BDTV: Would you look beyond those countries?

JK: Probably in time we will, but we’re Africa. Africa, Middle East is really where the need is. Emerging markets are certainly on the cards and we’d look at South America and other parts of the world.

BDTV: What part of your business now comes from government?

JK: About 20%, and that’s really in line with the overall technology spend in the country. The 80% of technology spend is in the private sector and about 20% in the public sector. We’re involved in big enterprises both from a private-sector point of view and, obviously, large government departments from a public sector point of view. So we don’t focus on SMEs or small businesses, and we know we have a responsibility, quite frankly, as the biggest player in this space, to be involved in government.

BDTV: But it is a business opportunity, you say, in your results?

JK: Absolutely, it is and it’s huge. There is so much more that we can do. If you look at what’s happening in terms of all the different ... with Sassa and the stuff with the grant payments etc, it’s all based around technology and we have all those technologies, which we can obviously use.

BDTV: You should have been in the Constitutional Court today, maybe putting forward that case. With government as a customer for EOH, because it’s not the easiest customer for some corporates, how does EOH find it because you seem to be getting it right?
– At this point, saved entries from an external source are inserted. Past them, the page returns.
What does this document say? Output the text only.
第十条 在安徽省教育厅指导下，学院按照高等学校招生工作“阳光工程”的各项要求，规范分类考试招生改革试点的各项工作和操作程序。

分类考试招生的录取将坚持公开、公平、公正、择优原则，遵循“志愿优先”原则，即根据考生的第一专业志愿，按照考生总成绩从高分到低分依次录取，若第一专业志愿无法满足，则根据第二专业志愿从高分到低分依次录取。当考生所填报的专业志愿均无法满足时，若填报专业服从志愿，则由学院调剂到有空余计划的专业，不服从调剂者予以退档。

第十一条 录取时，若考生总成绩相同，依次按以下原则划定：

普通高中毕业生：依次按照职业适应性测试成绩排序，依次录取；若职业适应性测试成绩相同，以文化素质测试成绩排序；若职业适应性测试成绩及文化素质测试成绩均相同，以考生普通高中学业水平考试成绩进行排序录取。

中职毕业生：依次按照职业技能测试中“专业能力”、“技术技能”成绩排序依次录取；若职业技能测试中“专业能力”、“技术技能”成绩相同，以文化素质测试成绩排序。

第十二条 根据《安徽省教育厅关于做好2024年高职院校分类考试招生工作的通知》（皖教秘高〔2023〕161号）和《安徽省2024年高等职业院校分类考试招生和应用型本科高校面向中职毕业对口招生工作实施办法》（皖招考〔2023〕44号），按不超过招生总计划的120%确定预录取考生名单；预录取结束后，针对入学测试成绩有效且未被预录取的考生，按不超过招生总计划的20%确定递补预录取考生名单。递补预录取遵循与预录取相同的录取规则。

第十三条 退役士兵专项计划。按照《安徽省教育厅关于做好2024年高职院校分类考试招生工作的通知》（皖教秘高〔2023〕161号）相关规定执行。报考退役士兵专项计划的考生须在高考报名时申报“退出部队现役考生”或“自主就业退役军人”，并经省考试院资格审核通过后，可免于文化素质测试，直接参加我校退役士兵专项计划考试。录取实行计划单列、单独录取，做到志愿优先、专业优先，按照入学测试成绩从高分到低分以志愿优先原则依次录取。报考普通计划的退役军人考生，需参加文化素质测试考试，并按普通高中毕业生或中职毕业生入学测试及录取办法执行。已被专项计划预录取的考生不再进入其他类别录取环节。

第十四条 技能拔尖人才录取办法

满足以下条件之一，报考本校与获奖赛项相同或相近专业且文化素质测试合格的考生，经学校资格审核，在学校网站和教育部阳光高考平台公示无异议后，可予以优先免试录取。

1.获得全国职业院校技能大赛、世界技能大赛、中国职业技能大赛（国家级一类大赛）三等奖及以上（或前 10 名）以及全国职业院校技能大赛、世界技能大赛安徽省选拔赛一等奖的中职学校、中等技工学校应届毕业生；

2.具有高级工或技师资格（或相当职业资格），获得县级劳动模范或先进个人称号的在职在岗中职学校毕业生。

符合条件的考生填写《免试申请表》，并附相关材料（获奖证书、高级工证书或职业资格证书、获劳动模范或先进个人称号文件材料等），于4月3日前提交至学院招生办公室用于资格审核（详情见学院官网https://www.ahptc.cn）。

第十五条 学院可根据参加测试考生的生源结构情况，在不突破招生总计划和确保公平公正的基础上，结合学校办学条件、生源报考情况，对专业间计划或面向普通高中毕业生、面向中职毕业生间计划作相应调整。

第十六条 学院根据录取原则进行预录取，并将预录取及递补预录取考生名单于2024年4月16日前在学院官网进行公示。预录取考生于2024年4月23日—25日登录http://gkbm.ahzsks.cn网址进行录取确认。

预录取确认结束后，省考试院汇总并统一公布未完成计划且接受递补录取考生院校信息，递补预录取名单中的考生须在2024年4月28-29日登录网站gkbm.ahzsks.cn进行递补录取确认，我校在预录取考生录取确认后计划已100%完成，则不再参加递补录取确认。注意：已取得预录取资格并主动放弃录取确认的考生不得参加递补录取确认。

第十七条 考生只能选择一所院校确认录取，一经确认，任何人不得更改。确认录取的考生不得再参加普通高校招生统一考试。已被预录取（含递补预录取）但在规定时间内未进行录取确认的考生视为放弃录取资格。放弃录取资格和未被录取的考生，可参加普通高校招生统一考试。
JK: What you need to do with the government, the public sector in general, is to make sure that everyone knows exactly what is expected of the service that we’re delivering, so you’ve got to contract absolutely correctly ... make sure that you have the right milestones and you need to deliver. So as long as you’re doing that then you’re going to be fine. We don’t have a problem with non-payment. Yes, the payment terms are slightly longer than in the private sector, that is an absolute fact, but we have no write-offs. So as long as you’re delivering and you contract right, then you make a difference. We’re everywhere, in the provincial government, in national government, in the municipalities in big metros.

BDTV: The focus in the current six months?

JK: The same: more of the same. The idea is acquisitive growth. Obviously we’re much bigger now, we have 12,500 people, we’re probably a R14bn to R15bn turnover business, so we continue looking for new ideas, but our focus is really our own EOH IP solutions, so we’re doing a lot of work in that particular space and obviously selling more into our own existing customers. So we’re at the leading edge and bleeding edge of a lot of new technologies: the cloud, the digital and all those things care, coming together very nicely at the moment.

BDTV: Maybe, just quickly, your youth job-creation initiative turns five this year. How successful has that been? How many opportunities have you actually created?

JK: It’s been fantastic. We’ve had, from an EOH point of view, over 2,500 people coming through EOH itself as interns and learners. Nearly 90% of those people have been employed by EOH. In working with our customers, more than 10,000 people have found jobs and now we’ve got the 702-EOH challenge to all CEOs and the target is to have 100,000 new jobs by 2020, and since we launched this a few months ago, 15,000 new jobs have been created, so we’re well on the way and it’s been very successful.

BDTV: And it’ll be keeping government happy as well.